25 de janeiro de 2010


Canção de Amor da Jovem Louca

Cerro os olhos e cai morto o mundo inteiro

Ergo as pálpebras e tudo volta a renascer

(Acho que te criei no interior da minha mente)

Saem valsando as estrelas, vermelhas e azuis,

Entra a galope a arbitrária escuridão:

Cerro os olhos e cai morto o mundo inteiro.

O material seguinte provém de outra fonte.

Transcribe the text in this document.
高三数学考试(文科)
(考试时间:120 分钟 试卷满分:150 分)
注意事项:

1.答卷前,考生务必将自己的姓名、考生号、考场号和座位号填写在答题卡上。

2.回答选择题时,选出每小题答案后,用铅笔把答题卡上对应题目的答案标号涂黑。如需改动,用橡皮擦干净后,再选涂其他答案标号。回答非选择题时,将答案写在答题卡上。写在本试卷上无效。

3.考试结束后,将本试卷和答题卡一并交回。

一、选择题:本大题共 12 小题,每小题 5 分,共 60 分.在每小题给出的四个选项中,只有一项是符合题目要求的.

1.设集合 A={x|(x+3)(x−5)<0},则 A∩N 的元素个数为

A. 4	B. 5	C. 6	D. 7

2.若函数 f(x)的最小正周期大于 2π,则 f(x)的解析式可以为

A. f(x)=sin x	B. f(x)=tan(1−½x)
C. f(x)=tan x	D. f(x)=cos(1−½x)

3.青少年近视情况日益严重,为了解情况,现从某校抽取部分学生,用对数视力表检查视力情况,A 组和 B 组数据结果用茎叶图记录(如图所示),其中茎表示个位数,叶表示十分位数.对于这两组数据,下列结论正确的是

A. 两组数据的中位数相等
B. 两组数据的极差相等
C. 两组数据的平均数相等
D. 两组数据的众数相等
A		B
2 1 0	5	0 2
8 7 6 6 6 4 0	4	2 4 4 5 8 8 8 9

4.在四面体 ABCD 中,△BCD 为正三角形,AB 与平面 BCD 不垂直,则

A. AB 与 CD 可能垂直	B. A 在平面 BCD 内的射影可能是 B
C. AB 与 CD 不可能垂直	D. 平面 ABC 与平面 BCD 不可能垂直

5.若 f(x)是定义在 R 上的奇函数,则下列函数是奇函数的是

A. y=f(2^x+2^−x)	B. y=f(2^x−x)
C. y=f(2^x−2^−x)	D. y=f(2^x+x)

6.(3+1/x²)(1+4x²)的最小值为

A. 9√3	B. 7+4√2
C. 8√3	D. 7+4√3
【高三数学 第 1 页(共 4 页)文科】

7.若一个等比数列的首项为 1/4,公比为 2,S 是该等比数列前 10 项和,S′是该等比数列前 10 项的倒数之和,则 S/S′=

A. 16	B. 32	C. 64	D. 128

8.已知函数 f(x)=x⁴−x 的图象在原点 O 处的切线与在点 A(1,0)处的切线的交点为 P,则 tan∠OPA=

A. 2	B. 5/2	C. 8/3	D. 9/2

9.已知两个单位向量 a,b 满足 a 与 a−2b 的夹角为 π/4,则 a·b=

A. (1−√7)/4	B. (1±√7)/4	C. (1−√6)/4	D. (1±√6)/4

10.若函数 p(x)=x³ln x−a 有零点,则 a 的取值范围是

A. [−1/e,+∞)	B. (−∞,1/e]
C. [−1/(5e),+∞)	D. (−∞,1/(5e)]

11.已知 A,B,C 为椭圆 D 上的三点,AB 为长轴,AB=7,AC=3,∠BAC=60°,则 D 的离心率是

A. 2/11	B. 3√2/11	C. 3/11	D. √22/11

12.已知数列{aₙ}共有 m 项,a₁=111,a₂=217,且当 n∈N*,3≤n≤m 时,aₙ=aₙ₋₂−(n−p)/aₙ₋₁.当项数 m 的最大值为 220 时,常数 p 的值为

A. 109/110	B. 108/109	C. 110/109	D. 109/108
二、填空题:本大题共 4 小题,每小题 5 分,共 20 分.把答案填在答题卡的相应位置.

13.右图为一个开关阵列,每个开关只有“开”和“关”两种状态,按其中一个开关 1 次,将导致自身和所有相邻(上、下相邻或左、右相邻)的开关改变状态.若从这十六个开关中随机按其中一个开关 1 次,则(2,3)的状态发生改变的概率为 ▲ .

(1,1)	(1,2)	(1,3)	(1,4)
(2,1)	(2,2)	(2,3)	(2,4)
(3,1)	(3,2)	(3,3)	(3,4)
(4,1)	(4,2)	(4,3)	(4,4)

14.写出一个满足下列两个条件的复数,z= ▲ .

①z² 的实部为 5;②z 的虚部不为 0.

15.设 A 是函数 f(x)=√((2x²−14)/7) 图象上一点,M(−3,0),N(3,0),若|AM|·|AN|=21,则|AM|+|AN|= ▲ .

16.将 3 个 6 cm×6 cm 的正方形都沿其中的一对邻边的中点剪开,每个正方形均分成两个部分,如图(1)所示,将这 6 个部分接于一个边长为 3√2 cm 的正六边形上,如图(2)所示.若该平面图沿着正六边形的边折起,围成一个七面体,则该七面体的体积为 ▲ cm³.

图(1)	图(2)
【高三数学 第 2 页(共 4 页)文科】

Enfeitiçaste-me, em sonhos, para a cama,

Cantaste-me para a loucura; beijaste-me para a insanidade.

(Acho que te criei no interior de minha mente)

Tomba Deus das alturas; abranda-se o fogo do inferno:

Retiram-se os serafins e os homens de Satã:

Cerro os olhos e cai morto o mundo inteiro.

Imaginei que voltarias como prometeste

Envelheço, porém, e esqueço-me do teu nome.

(Acho que te criei no interior de minha mente)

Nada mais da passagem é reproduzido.